Se desconoce el año exacto en que san Pedro llegó a Roma, aunque con certeza fue posterior al 50 d.C. Tampoco tenemos datos precisos sobre cuándo ocurrió su martirio; solo que fue crucificado en un circo imperial cercano al Vaticano durante las persecuciones de Nerón, entre los años 64 y 67. La tumba del apóstol se encuentra debajo de la iglesia, y hay un altar construido justo encima de ella.

La basílica constantiniana y la reconstrucción renacentista
La Basílica de San Pedro que conocemos hoy no fue la primera en ocupar este lugar. En el siglo IV, se levantó allí una iglesia encargada por el emperador Constantino, que se mantuvo en pie durante más de mil años. Permaneció más de 1000 años en pie, hasta que en 1377, cuando los papas regresaron de Aviñón, la antigua basílica estaba en un estado ruinoso y decidieron derribarla para levantar la que hoy conocemos, donde se trasladó la sede papal al Vaticano.
Poco después de empezar su pontificado, Julio II encargó a Bramante construir una iglesia nueva, y en 1506 se colocó la primera piedra. La construcción de la actual Basílica de San Pedro fue un encargo del papa Julio II (1503-1513), pero antes ya existía otra basílica construida por Constantino en el 319. La base de la actual basílica se comenzó a construir el 18 de abril de 1506 con papa Julio II y finalizó en 1626, durante el pontificado del papa Urbano VIII.
Debates sobre la planta y grandes arquitectos
La elección de la planta constituyó el primer gran desafío en el diseño de la basílica. Mientras Bramante, Peruzzi y Miguel Ángel defendían la planta de cruz griega, inspirándose en la majestuosa Santa Sofía de Constantinopla, Rafael y Sangallo el Joven abogaban por la planta de cruz latina, más tradicional. Este dilema arquitectónico, que enfrentó a dos de los más grandes artistas del Renacimiento, se prolongó hasta que el papa Pablo V, en 1605, resolvió la disputa inclinándose por la propuesta de cruz latina y encargando su construcción a Carlo Maderno en 1607.

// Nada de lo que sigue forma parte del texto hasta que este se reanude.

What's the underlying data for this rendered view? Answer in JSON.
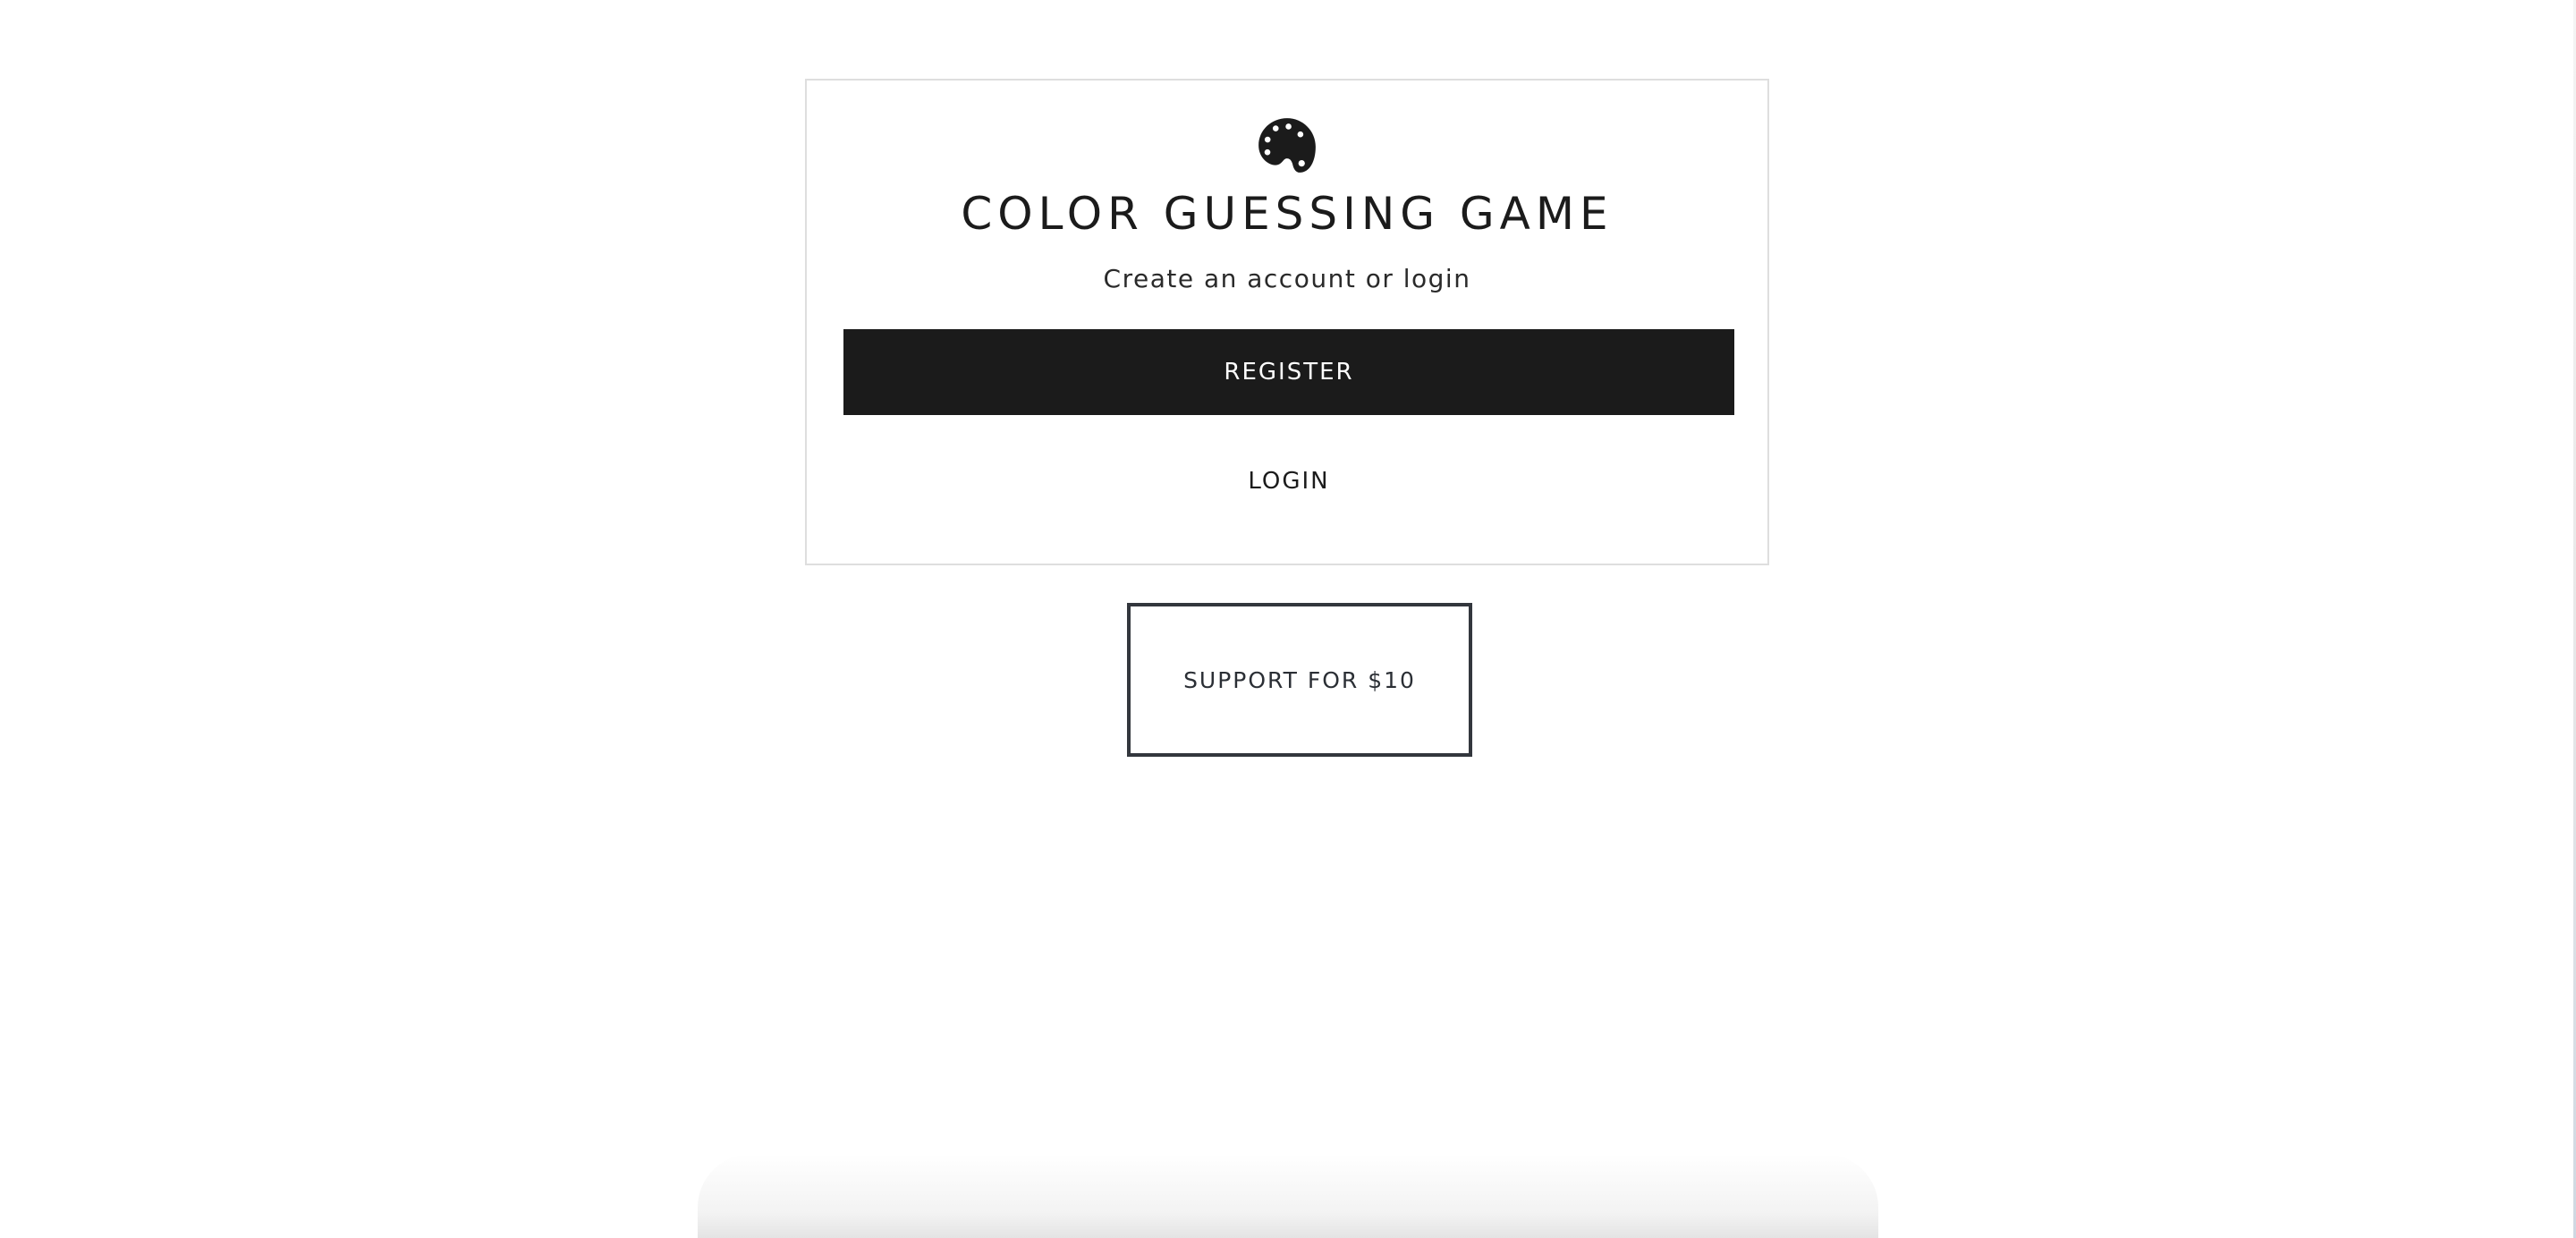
{
  "card": {
    "icon": "palette-icon",
    "title": "COLOR GUESSING GAME",
    "subtitle": "Create an account or login",
    "register_label": "REGISTER",
    "login_label": "LOGIN"
  },
  "support": {
    "label": "SUPPORT FOR $10"
  },
  "colors": {
    "primary": "#1b1b1b",
    "card_border": "#dedede",
    "support_border": "#33373d",
    "background": "#ffffff"
  }
}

Al fallecer Bramante en 1514, las obras pasan a Rafael Sanzio y se discuten varias propuestas hasta 1521. Rafael muere en 1520 y la construcción continúa con Antonio da Sangallo el Joven, quien en 1538 concreta su proyecto para la basílica. En 1546, al fallecer Antonio da Sangallo, el arquitecto nombrado fue Michelangelo Buonarroti quien dará la forma definitiva al diseño, simplificando la planta al eliminar las sacristías con torres de las esquinas del cuadrado diseñadas por Bramante; esto transformó los límites exteriores del área en un muro envolvente continuo dando unidad y coherencia al volumen del edificio.
La cúpula y la impronta de Miguel Ángel
Michelangelo reforzó la estructura ya que el eje de su idea era la erección de una imponente cúpula peraltada, sobre un importante tambor, que se elevaría bastante más que la propuesta original de Bramante. La impronta del artista en la estructura de la iglesia, desde las enormes pilastras hasta las ventanas, es imborrable. La cúpula de Miguel Ángel supuso una auténtica revolución a nivel arquitectónico y estructural. La cúpula, con 136,5 metros de altura, es la más alta del mundo.

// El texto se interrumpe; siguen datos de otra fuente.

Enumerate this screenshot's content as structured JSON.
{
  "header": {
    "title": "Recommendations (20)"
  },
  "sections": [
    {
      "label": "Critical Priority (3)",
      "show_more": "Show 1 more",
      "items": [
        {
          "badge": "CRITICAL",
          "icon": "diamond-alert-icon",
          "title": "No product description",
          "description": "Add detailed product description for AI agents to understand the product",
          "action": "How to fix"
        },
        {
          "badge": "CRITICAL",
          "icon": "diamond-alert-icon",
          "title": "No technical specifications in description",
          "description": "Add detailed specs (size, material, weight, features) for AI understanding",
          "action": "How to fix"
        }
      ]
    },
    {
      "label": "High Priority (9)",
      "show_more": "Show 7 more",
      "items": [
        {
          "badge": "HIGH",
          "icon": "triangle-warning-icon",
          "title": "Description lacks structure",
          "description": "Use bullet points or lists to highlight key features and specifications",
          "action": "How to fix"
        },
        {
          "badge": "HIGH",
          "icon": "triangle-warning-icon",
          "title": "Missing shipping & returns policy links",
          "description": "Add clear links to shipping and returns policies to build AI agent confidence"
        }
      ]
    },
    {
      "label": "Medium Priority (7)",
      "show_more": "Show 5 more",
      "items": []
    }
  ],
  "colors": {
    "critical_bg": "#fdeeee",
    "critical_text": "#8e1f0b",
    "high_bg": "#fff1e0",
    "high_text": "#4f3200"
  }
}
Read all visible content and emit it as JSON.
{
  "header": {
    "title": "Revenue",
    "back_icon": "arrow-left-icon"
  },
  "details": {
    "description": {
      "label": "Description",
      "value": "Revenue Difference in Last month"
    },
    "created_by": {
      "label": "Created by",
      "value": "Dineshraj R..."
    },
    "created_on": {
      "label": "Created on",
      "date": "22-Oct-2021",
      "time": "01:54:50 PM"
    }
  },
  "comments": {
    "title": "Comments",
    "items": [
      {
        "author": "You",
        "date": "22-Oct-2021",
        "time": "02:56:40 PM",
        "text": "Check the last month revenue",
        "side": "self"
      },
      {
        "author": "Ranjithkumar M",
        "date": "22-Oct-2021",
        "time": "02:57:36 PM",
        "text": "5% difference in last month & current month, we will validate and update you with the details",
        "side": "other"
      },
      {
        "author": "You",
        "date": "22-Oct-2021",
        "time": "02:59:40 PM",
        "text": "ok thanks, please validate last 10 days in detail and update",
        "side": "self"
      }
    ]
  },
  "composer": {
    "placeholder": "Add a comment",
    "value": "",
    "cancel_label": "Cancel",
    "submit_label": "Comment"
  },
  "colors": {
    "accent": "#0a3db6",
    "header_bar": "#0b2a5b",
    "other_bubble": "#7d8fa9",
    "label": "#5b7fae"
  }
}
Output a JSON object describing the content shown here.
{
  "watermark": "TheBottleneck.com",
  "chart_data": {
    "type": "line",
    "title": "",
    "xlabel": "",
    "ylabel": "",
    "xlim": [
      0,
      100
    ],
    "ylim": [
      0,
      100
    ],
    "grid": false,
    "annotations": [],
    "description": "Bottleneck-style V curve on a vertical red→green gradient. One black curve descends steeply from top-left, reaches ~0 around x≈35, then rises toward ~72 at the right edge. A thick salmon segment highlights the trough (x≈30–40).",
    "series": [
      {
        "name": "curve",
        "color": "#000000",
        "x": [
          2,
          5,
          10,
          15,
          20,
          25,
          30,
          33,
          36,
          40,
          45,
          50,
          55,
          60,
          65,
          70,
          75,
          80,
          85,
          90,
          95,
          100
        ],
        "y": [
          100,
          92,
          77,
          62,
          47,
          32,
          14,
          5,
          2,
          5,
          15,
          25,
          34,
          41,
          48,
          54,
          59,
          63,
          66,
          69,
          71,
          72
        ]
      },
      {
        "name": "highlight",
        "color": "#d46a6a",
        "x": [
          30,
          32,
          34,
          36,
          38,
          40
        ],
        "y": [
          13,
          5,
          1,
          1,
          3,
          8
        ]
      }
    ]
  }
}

Al final, la cúpula diseñada por el maestro, entonces de 71 años, resultó ser más alta y ornamentada de lo que él mismo había previsto. La cúpula tiene 16 divisiones separadas por costillas que se extienden hasta la linterna, el punto más alto, donde está representado Dios Padre. En la cúpula llaman la atención los mosaicos de los gigantescos medallones que representan a los evangelistas: la pluma de san Marcos mide nada menos que 1,5 metros.

Fachada, plaza y el abrazo de Bernini
La fachada de travertino en tonos blancos y ocres con matices rojos y verdes de la Loggia della Benedizione también fue obra de Carlo Maderno y ha adquirido fama mundial, aunque en su momento no todos estaban de acuerdo con la amplitud de la fachada de dos pisos (110 m). El pórtico cuenta con cinco entradas que dan acceso a la iglesia, y la galería central es utilizada por el papa para impartir su bendición urbi et orbi («a la ciudad y al mundo») durante la Navidad y la Semana Santa.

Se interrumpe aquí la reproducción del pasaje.